Silvio Berlusconi, presidente, visionario, creatore del Milan che si prese il mondo
Da società in crisi alla squadra più vincente del mondo; la storia della presidenza Berlusconi è un «unicum» che rimarrà indelebile nella storia. come le sue squadre
Il presidente più longevo della storia del Milan e anche il più vincente. In rossonero di sicuro, ma Silvio Berlusconi ha amato ripetere per tutta la sua vita di esserlo stato in assoluto, più di Santiago Bernabeu al Real Madrid e più di chiunque altro. Di sicuro ha lasciato il segno e non solo nella traiettoria del Vecchio Diavolo, preso per i capelli mentre stava per fare una fine ingloriosa a metà degli anni Ottanta e riportato sul tetto d’Italia, d’Europa e del Mondo. Non senza dividere e far discutere, attirandosi amore incondizionato ma anche antipatie represse.
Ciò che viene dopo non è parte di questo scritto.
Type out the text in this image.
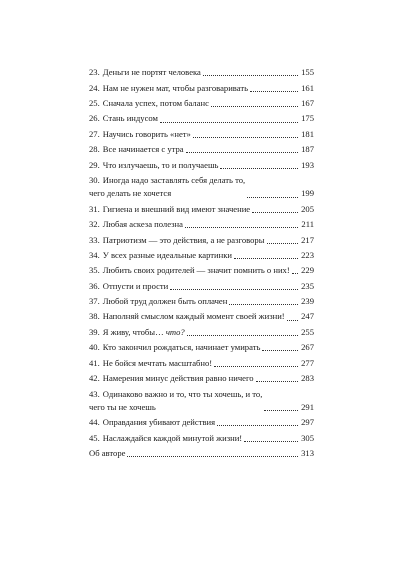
23. Деньги не портят человека	155
24. Нам не нужен мат, чтобы разговаривать	161
25. Сначала успех, потом баланс	167
26. Стань индусом	175
27. Научись говорить «нет»	181
28. Все начинается с утра	187
29. Что излучаешь, то и получаешь	193
30. Иногда надо заставлять себя делать то,
чего делать не хочется	199
31. Гигиена и внешний вид имеют значение	205
32. Любая аскеза полезна	211
33. Патриотизм — это действия, а не разговоры	217
34. У всех разные идеальные картинки	223
35. Любить своих родителей — значит помнить о них! 229
36. Отпусти и прости	235
37. Любой труд должен быть оплачен	239
38. Наполняй смыслом каждый момент своей жизни! 247
39. Я живу, чтобы… что?	255
40. Кто закончил рождаться, начинает умирать	267
41. Не бойся мечтать масштабно!	277
42. Намерения минус действия равно ничего	283
43. Одинаково важно и то, что ты хочешь, и то,
чего ты не хочешь	291
44. Оправдания убивают действия	297
45. Наслаждайся каждой минутой жизни!	305
Об авторе	313
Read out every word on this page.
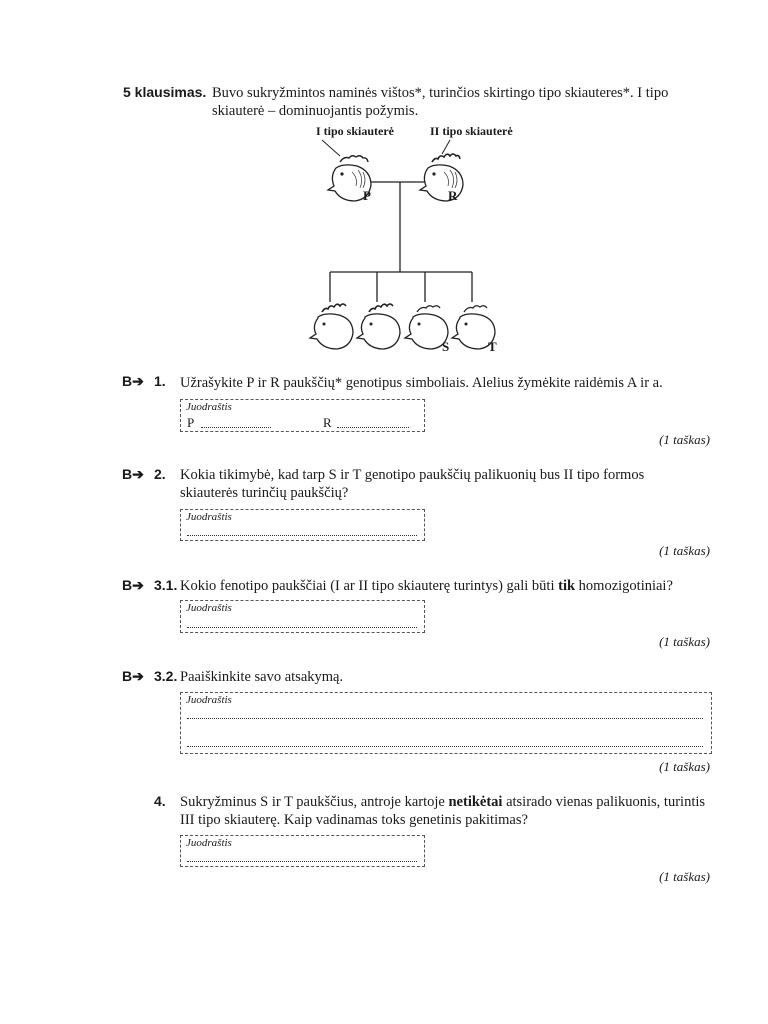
5 klausimas. Buvo sukryžmintos naminės vištos*, turinčios skirtingo tipo skiauteres*. I tipo
skiauterė – dominuojantis požymis.
I tipo skiauterė	II tipo skiauterė
P	R
S	T
B➔ 1. Užrašykite P ir R paukščių* genotipus simboliais. Alelius žymėkite raidėmis A ir a.
Juodraštis
P	R
(1 taškas)
B➔ 2. Kokia tikimybė, kad tarp S ir T genotipo paukščių palikuonių bus II tipo formos
skiauterės turinčių paukščių?
Juodraštis
(1 taškas)
B➔ 3.1. Kokio fenotipo paukščiai (I ar II tipo skiauterę turintys) gali būti tik homozigotiniai?
Juodraštis
(1 taškas)
B➔ 3.2. Paaiškinkite savo atsakymą.
Juodraštis
(1 taškas)
4. Sukryžminus S ir T paukščius, antroje kartoje netikėtai atsirado vienas palikuonis, turintis
III tipo skiauterę. Kaip vadinamas toks genetinis pakitimas?
Juodraštis
(1 taškas)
E’ stato, Silvio Berlusconi dirigente sportivo, un visionario prima ancora che un vincente. Ha cambiato le regole del gioco dal primo giorno, l’uomo degli elicotteri e della cavalcata delle Valchirie all’Arena di Milano, degli investimenti quasi senza limite, dei Palloni d’Oro collezionati sul mercato ma anche del coraggio nello scegliere gli uomini cui affidarsi. L’amicizia con Adriano Galliani ne ha attraversato la vita calcistica e ha formato una coppia senza eguali prima e dopo. Competente e moderna. Arrigo Sacchi è stata un’intuizione di Berlusconi e ha aperto un capitolo rivoluzionario nella lunga storia del calcio italiano. Fabio Capello, seconda visione del presidente, ha rappresentato un profilo diverso, manageriale, coltivato all’interno dell’azienda e trasferito alla panchina quasi con logica di scouting interno. Carlo Ancelotti è stato il cuore e ha incarnato l’ultimo Silvio vincente, quando già il pallone internazionale stava diventando un gioco troppo grande anche per un uomo ricchissimo e poliedrico come il Cavaliere.
E’ stato proprietario del Milan per 31 anni, dal 24 marzo 1986 al 13 aprile 2017 quando ha lasciato allo sconosciuto cinese Yonghong Li aprendo la nuova fase della storia rossonera. La contabilità notarile dice che ha vinto 29 trofei, portando il club a conquistare l’Europa sotto la sua guida per cinque volte e per tre laureandosi campione del Mondo. Mai come nel suo caso, però, i numeri non dicono nulla.
Il suo Milan è stato l’immagine della Milano rampante degli anni Ottanta, il simbolo del potere (anche politico) degli anni Novanta e la coda del periodo d’oro del nostro calcio all’inizio dei Duemila. E’ stato il laboratorio che ha sperimentato la rivoluzione televisiva mettendo in rete le anime della sua vita imprenditoriale. Ha pensato al campionato europeo (oggi declinato come Superlega) con trent’anni di anticipo su tutti gli altri. E’ stato precursore nella valorizzazione dell’immagine dei calciatori e del suo Milan. Ha vinto tanto e perso pure, come succede a tutti i purosangue dello sport.
L’avventura al Monza, ultima della sua carriera, è stata quasi lo sfizio finale. Soffriva a stare fuori da quel mondo, era felice di aver assecondato il sogno dell’amico Adriano e aveva il progetto di portare la Brianza - terra d’elezione - prima in Serie A e poi in Europa. Raggiunto il primo obiettivo, il secondo chissà.